Love's Equal On Earth
I must confess every day for better feeling

My regex is not too good:

^(.*?)(\w+\s?){1,12}(?!\S|$)

I want to avoid all the punctuation marks at the end of the lines, that is to find those lines of a maximum of 12 words that have nothing after the last word, no punctuation marks, nothing.
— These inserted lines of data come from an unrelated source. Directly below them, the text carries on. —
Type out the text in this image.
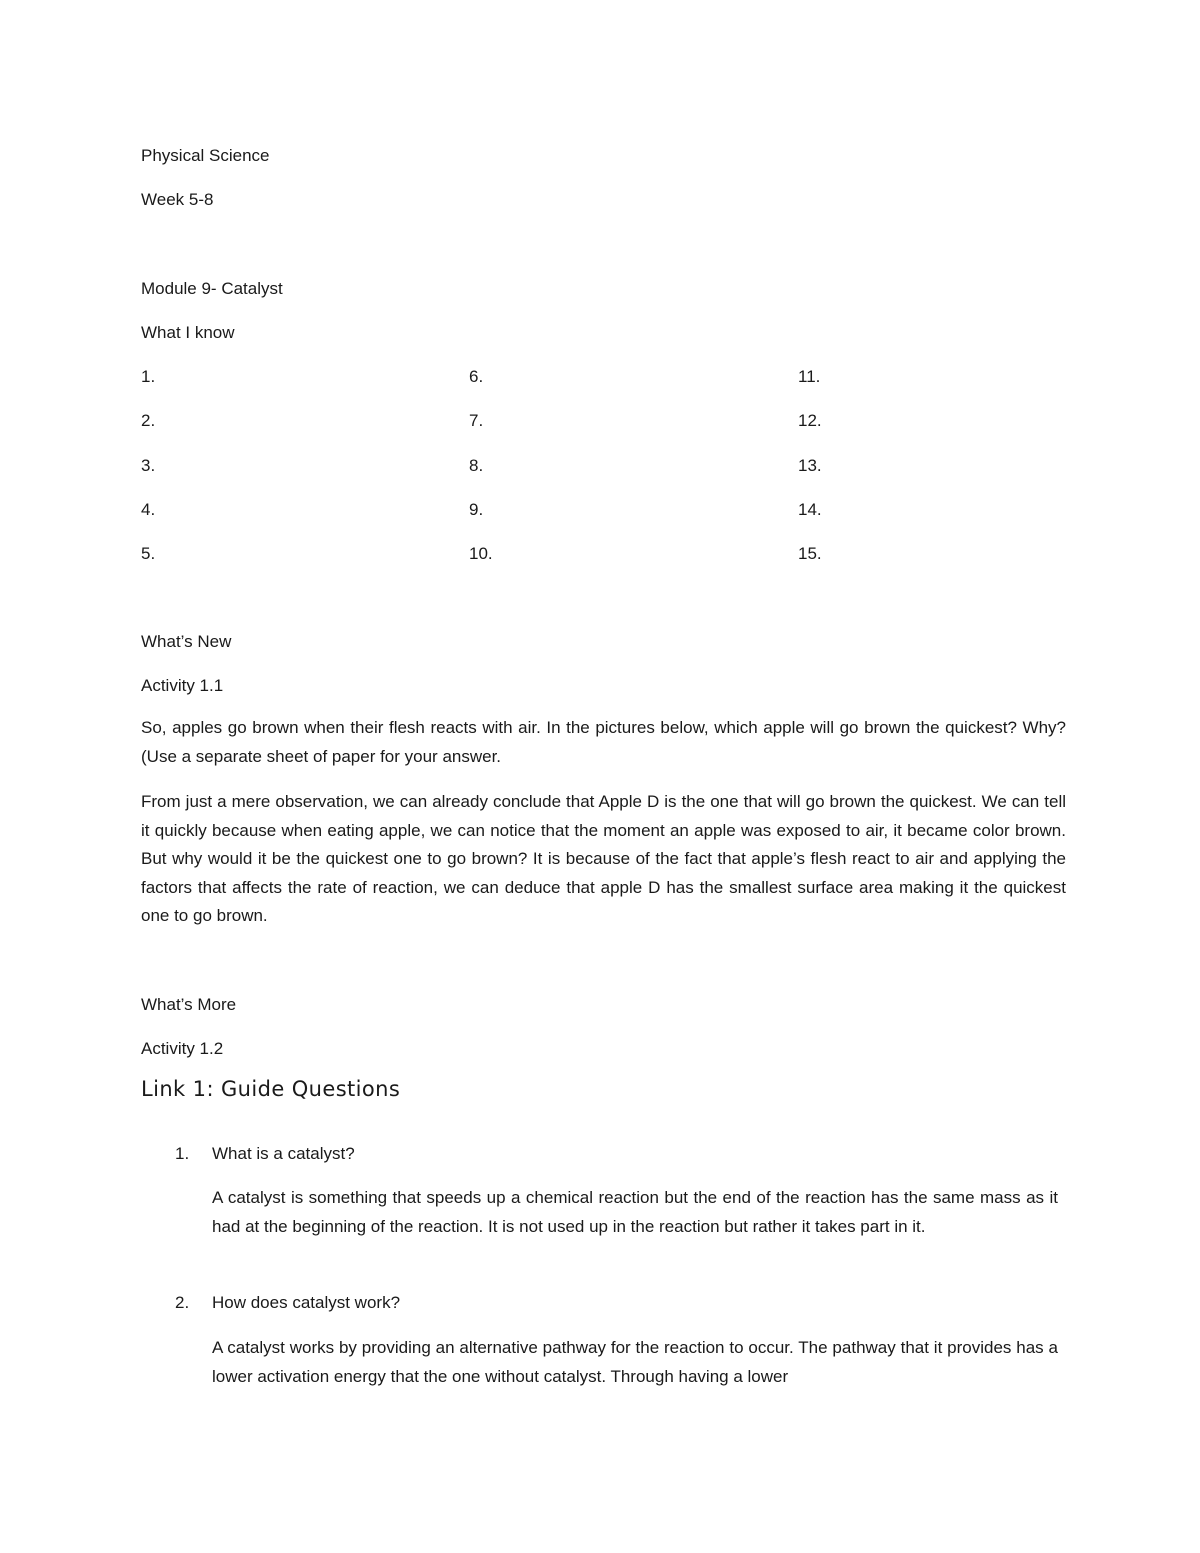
Physical Science
Week 5-8
Module 9- Catalyst
What I know
1.
2.
3.
4.
5.
6.
7.
8.
9.
10.
11.
12.
13.
14.
15.
What’s New
Activity 1.1
So, apples go brown when their flesh reacts with air. In the pictures below, which apple will go brown the quickest? Why? (Use a separate sheet of paper for your answer.
From just a mere observation, we can already conclude that Apple D is the one that will go brown the quickest. We can tell it quickly because when eating apple, we can notice that the moment an apple was exposed to air, it became color brown. But why would it be the quickest one to go brown? It is because of the fact that apple’s flesh react to air and applying the factors that affects the rate of reaction, we can deduce that apple D has the smallest surface area making it the quickest one to go brown.
What’s More
Activity 1.2
Link 1: Guide Questions
1. What is a catalyst?
A catalyst is something that speeds up a chemical reaction but the end of the reaction has the same mass as it had at the beginning of the reaction. It is not used up in the reaction but rather it takes part in it.
2. How does catalyst work?
A catalyst works by providing an alternative pathway for the reaction to occur. The pathway that it provides has a lower activation energy that the one without catalyst. Through having a lower
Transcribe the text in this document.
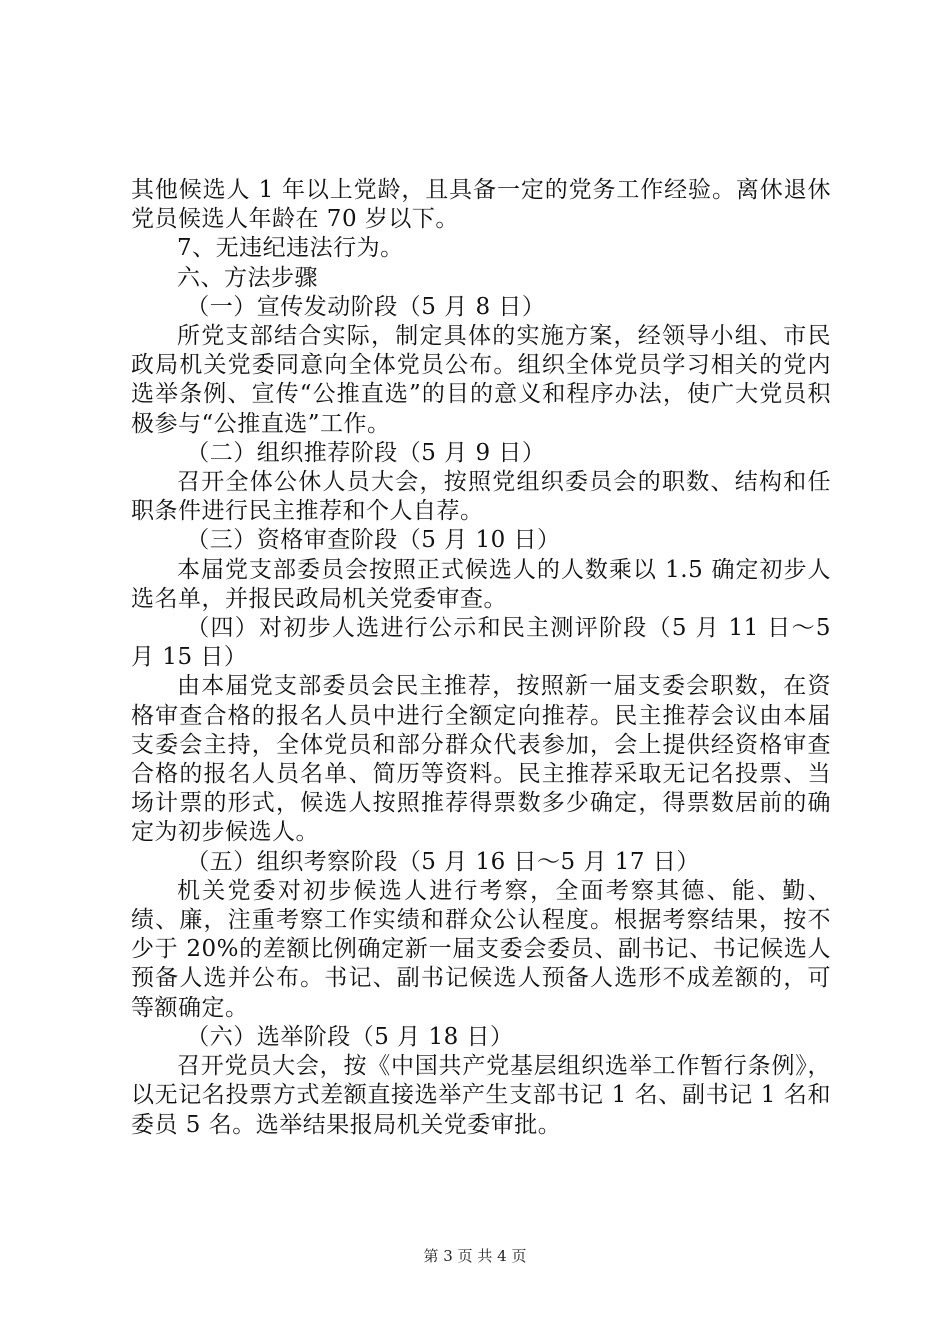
其他候选人 1 年以上党龄，且具备一定的党务工作经验。离休退休党员候选人年龄在 70 岁以下。

7、无违纪违法行为。

六、方法步骤

（一）宣传发动阶段（5 月 8 日）

所党支部结合实际，制定具体的实施方案，经领导小组、市民政局机关党委同意向全体党员公布。组织全体党员学习相关的党内选举条例、宣传“公推直选”的目的意义和程序办法，使广大党员积极参与“公推直选”工作。

（二）组织推荐阶段（5 月 9 日）

召开全体公休人员大会，按照党组织委员会的职数、结构和任职条件进行民主推荐和个人自荐。

（三）资格审查阶段（5 月 10 日）

本届党支部委员会按照正式候选人的人数乘以 1.5 确定初步人选名单，并报民政局机关党委审查。

（四）对初步人选进行公示和民主测评阶段（5 月 11 日～5 月 15 日）

由本届党支部委员会民主推荐，按照新一届支委会职数，在资格审查合格的报名人员中进行全额定向推荐。民主推荐会议由本届支委会主持，全体党员和部分群众代表参加，会上提供经资格审查合格的报名人员名单、简历等资料。民主推荐采取无记名投票、当场计票的形式，候选人按照推荐得票数多少确定，得票数居前的确定为初步候选人。

（五）组织考察阶段（5 月 16 日～5 月 17 日）

机关党委对初步候选人进行考察，全面考察其德、能、勤、绩、廉，注重考察工作实绩和群众公认程度。根据考察结果，按不少于 20%的差额比例确定新一届支委会委员、副书记、书记候选人预备人选并公布。书记、副书记候选人预备人选形不成差额的，可等额确定。

（六）选举阶段（5 月 18 日）

召开党员大会，按《中国共产党基层组织选举工作暂行条例》，以无记名投票方式差额直接选举产生支部书记 1 名、副书记 1 名和委员 5 名。选举结果报局机关党委审批。

第 3 页 共 4 页
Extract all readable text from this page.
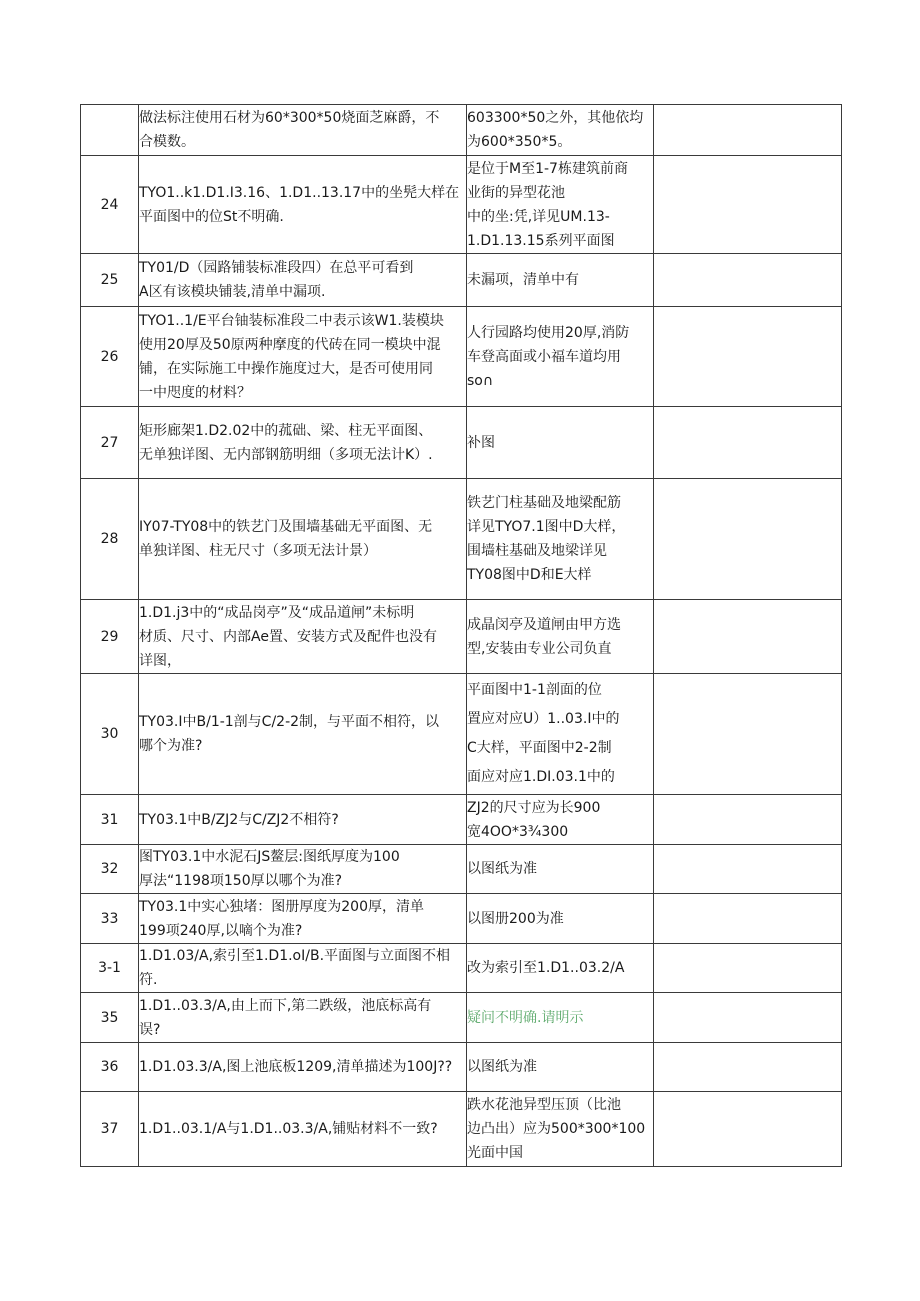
	做法标注使用石材为60*300*50烧面芝麻爵，不
合模数。	603300*50之外，其他依均
为600*350*5。	

24	TYO1..k1.D1.I3.16、1.D1..13.17中的坐髡大样在
平面图中的位St不明确.	是位于M至1-7栋建筑前商
业街的异型花池
中的坐:凭,详见UM.13-
1.D1.13.15系列平面图	

25	TY01/D（园路铺装标准段四）在总平可看到
A区有该模块铺装,清单中漏项.	未漏项，清单中有	

26	TYO1..1/E平台铀装标准段二中表示该W1.装模块
使用20厚及50原两种摩度的代砖在同一模块中混
铺，在实际施工中操作施度过大，是否可使用同
一中咫度的材料？	人行园路均使用20厚,消防
车登高面或小福车道均用
so∩	

27	矩形廊架1.D2.02中的菰础、梁、柱无平面图、
无单独详图、无内部钢筋明细（多项无法计K）.	补图	

28	IY07-TY08中的铁艺门及围墙基础无平面图、无
单独详图、柱无尺寸（多项无法计景）	铁艺门柱基础及地梁配筋
详见TYO7.1图中D大样，
围墙柱基础及地梁详见
TY08图中D和E大样	

29	1.D1.j3中的“成品岗亭”及“成品道闸”未标明
材质、尺寸、内部Ae置、安装方式及配件也没有
详图，	成晶闵亭及道闸由甲方选
型,安装由专业公司负直	

30	TY03.I中B/1-1剖与C/2-2制，与平面不相符，以
哪个为准?	平面图中1-1剖面的位
置应对应U）1..03.I中的
C大样，平面图中2-2制
面应对应1.DI.03.1中的	

31	TY03.1中B/ZJ2与C/ZJ2不相符?	ZJ2的尺寸应为长900
宽4OO*3¾300	

32	图TY03.1中水泥石JS鳌层:图纸厚度为100
厚法“1198项150厚以哪个为准?	以图纸为准	

33	TY03.1中实心独堵：图册厚度为200厚，清单
199项240厚,以嘀个为准?	以图册200为准	

3-1	1.D1.03/A,索引至1.D1.oI/B.平面图与立面图不相
符.	改为索引至1.D1..03.2/A	

35	1.D1..03.3/A,由上而下,第二跌级，池底标高有
误?	疑问不明确.请明示	

36	1.D1.03.3/A,图上池底板1209,清单描述为100J??	以图纸为准	

37	1.D1..03.1/A与1.D1..03.3/A,铺贴材料不一致?	跌水花池异型压顶（比池
边凸出）应为500*300*100
光面中国	
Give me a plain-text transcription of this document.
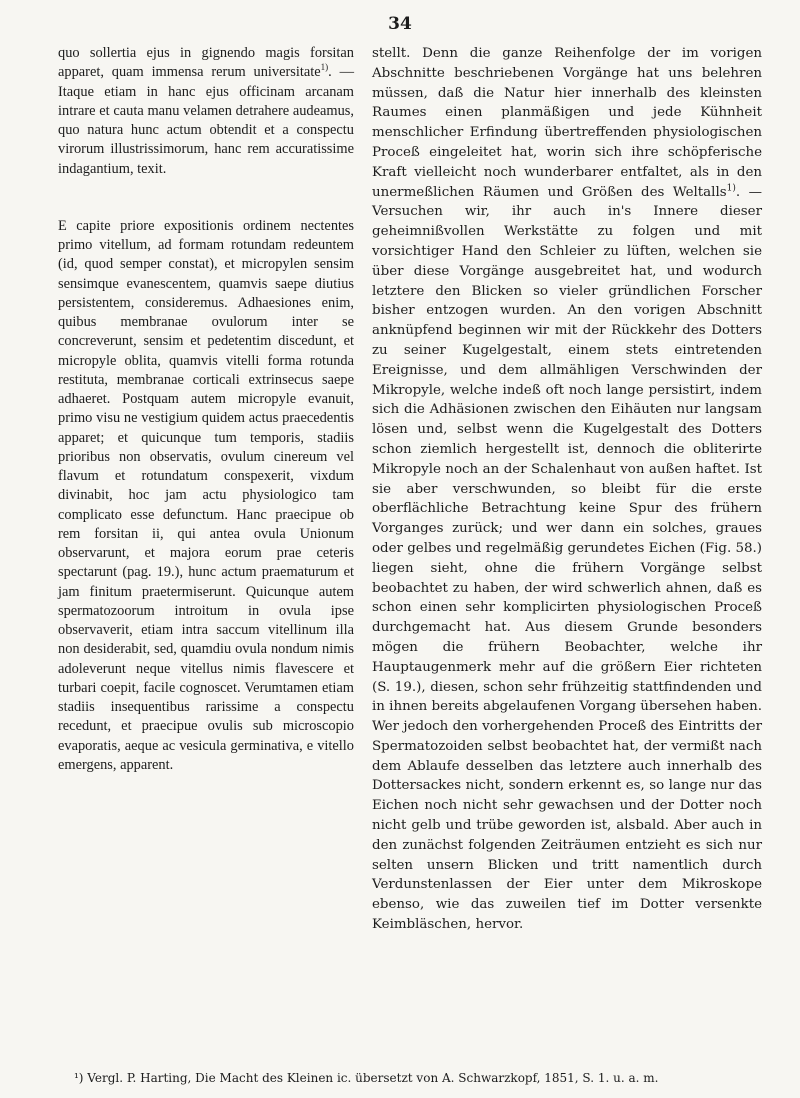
34

quo sollertia ejus in gignendo magis forsitan apparet, quam immensa rerum universitate$^{1)}$. — Itaque etiam in hanc ejus officinam arcanam intrare et cauta manu velamen detrahere audeamus, quo natura hunc actum obtendit et a conspectu virorum illustrissimorum, hanc rem accuratissime indagantium, texit.

E capite priore expositionis ordinem nectentes primo vitellum, ad formam rotundam redeuntem (id, quod semper constat), et micropylen sensim sensimque evanescentem, quamvis saepe diutius persistentem, consideremus. Adhaesiones enim, quibus membranae ovulorum inter se concreverunt, sensim et pedetentim discedunt, et micropyle oblita, quamvis vitelli forma rotunda restituta, membranae corticali extrinsecus saepe adhaeret. Postquam autem micropyle evanuit, primo visu ne vestigium quidem actus praecedentis apparet; et quicunque tum temporis, stadiis prioribus non observatis, ovulum cinereum vel flavum et rotundatum conspexerit, vixdum divinabit, hoc jam actu physiologico tam complicato esse defunctum. Hanc praecipue ob rem forsitan ii, qui antea ovula Unionum observarunt, et majora eorum prae ceteris spectarunt (pag. 19.), hunc actum praematurum et jam finitum praetermiserunt. Quicunque autem spermatozoorum introitum in ovula ipse observaverit, etiam intra saccum vitellinum illa non desiderabit, sed, quamdiu ovula nondum nimis adoleverunt neque vitellus nimis flavescere et turbari coepit, facile cognoscet. Verumtamen etiam stadiis insequentibus rarissime a conspectu recedunt, et praecipue ovulis sub microscopio evaporatis, aeque ac vesicula germinativa, e vitello emergens, apparent.

stellt. Denn die ganze Reihenfolge der im vorigen Abschnitte beschriebenen Vorgänge hat uns belehren müssen, daß die Natur hier innerhalb des kleinsten Raumes einen planmäßigen und jede Kühnheit menschlicher Erfindung übertreffenden physiologischen Proceß eingeleitet hat, worin sich ihre schöpferische Kraft vielleicht noch wunderbarer entfaltet, als in den unermeßlichen Räumen und Größen des Weltalls$^{1)}$. — Versuchen wir, ihr auch in's Innere dieser geheimnißvollen Werkstätte zu folgen und mit vorsichtiger Hand den Schleier zu lüften, welchen sie über diese Vorgänge ausgebreitet hat, und wodurch letztere den Blicken so vieler gründlichen Forscher bisher entzogen wurden. An den vorigen Abschnitt anknüpfend beginnen wir mit der Rückkehr des Dotters zu seiner Kugelgestalt, einem stets eintretenden Ereignisse, und dem allmähligen Verschwinden der Mikropyle, welche indeß oft noch lange persistirt, indem sich die Adhäsionen zwischen den Eihäuten nur langsam lösen und, selbst wenn die Kugelgestalt des Dotters schon ziemlich hergestellt ist, dennoch die obliterirte Mikropyle noch an der Schalenhaut von außen haftet. Ist sie aber verschwunden, so bleibt für die erste oberflächliche Betrachtung keine Spur des frühern Vorganges zurück; und wer dann ein solches, graues oder gelbes und regelmäßig gerundetes Eichen (Fig. 58.) liegen sieht, ohne die frühern Vorgänge selbst beobachtet zu haben, der wird schwerlich ahnen, daß es schon einen sehr komplicirten physiologischen Proceß durchgemacht hat. Aus diesem Grunde besonders mögen die frühern Beobachter, welche ihr Hauptaugenmerk mehr auf die größern Eier richteten (S. 19.), diesen, schon sehr frühzeitig stattfindenden und in ihnen bereits abgelaufenen Vorgang übersehen haben. Wer jedoch den vorhergehenden Proceß des Eintritts der Spermatozoiden selbst beobachtet hat, der vermißt nach dem Ablaufe desselben das letztere auch innerhalb des Dottersackes nicht, sondern erkennt es, so lange nur das Eichen noch nicht sehr gewachsen und der Dotter noch nicht gelb und trübe geworden ist, alsbald. Aber auch in den zunächst folgenden Zeiträumen entzieht es sich nur selten unsern Blicken und tritt namentlich durch Verdunstenlassen der Eier unter dem Mikroskope ebenso, wie das zuweilen tief im Dotter versenkte Keimbläschen, hervor.

¹) Vergl. P. Harting, Die Macht des Kleinen ic. übersetzt von A. Schwarzkopf, 1851, S. 1. u. a. m.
My regex stops of the line, before the ' punctuation mark.

Answer 1

• Ctrl+H
• Find what: ^(?:(?:\w+\W){13}.+|.*[.!?]|)\R
• Replace with: LEAVE EMPTY
• TICK Wrap around
• SELECT Regular expression
• UNTICK . matches newline
• Replace all

Explanation:

^           # beginning of line
    (?:         # non capture group
        (?:         # non capture group
            \w+         # 1 or more word characters
            \W          # non word character
        ){13}       # end group, must appear 13 times
        .+          # 1 or more any character
      |           # OR
        .*          # 0 or more any character
        [.!?]       # a punctuation, you can add all punctuation you want
      |           # OR
                    # EMPTY
    )           # end group
    \R          # any kind of linebreak

Screenshot (before):

Screenshot (after):

Answer 2

^(\S+ ?){1,12}(?<!\.)$

Flags: gm

• ^: start of line (\S+ ?) => \S+ any character that isn't a whitespace, repeated 1 to n times
• followed by a optional whitespace ?
• All repeated 1 to 12 times {1,12}
• (?<!\.)$ : $ end of line not preceded by a . (feel free to put more like ?,!;)

Try it here.

What's interesting in this one is that you can have punctuation between your words, it will check only the last punctuation at line's end.

Answer 3

• Ctrl+H
• Find what: ^(.*?)(\w+\s){1,12}(\w+)\s*$
• Replace with: (Leave EMpty)
• CHECK Wrap around
• CHECK Regular expression
• UNCHECK . matches newline
• Replace all

Answer 4

Not sure if this is optimal, but try the following:

• Find what: ^(\w+[^\.,\:!\?]){1,12}$
• Search mode: Regular expression

Note: I have only considered a few punctuation characters (. , , , : , ! and ?).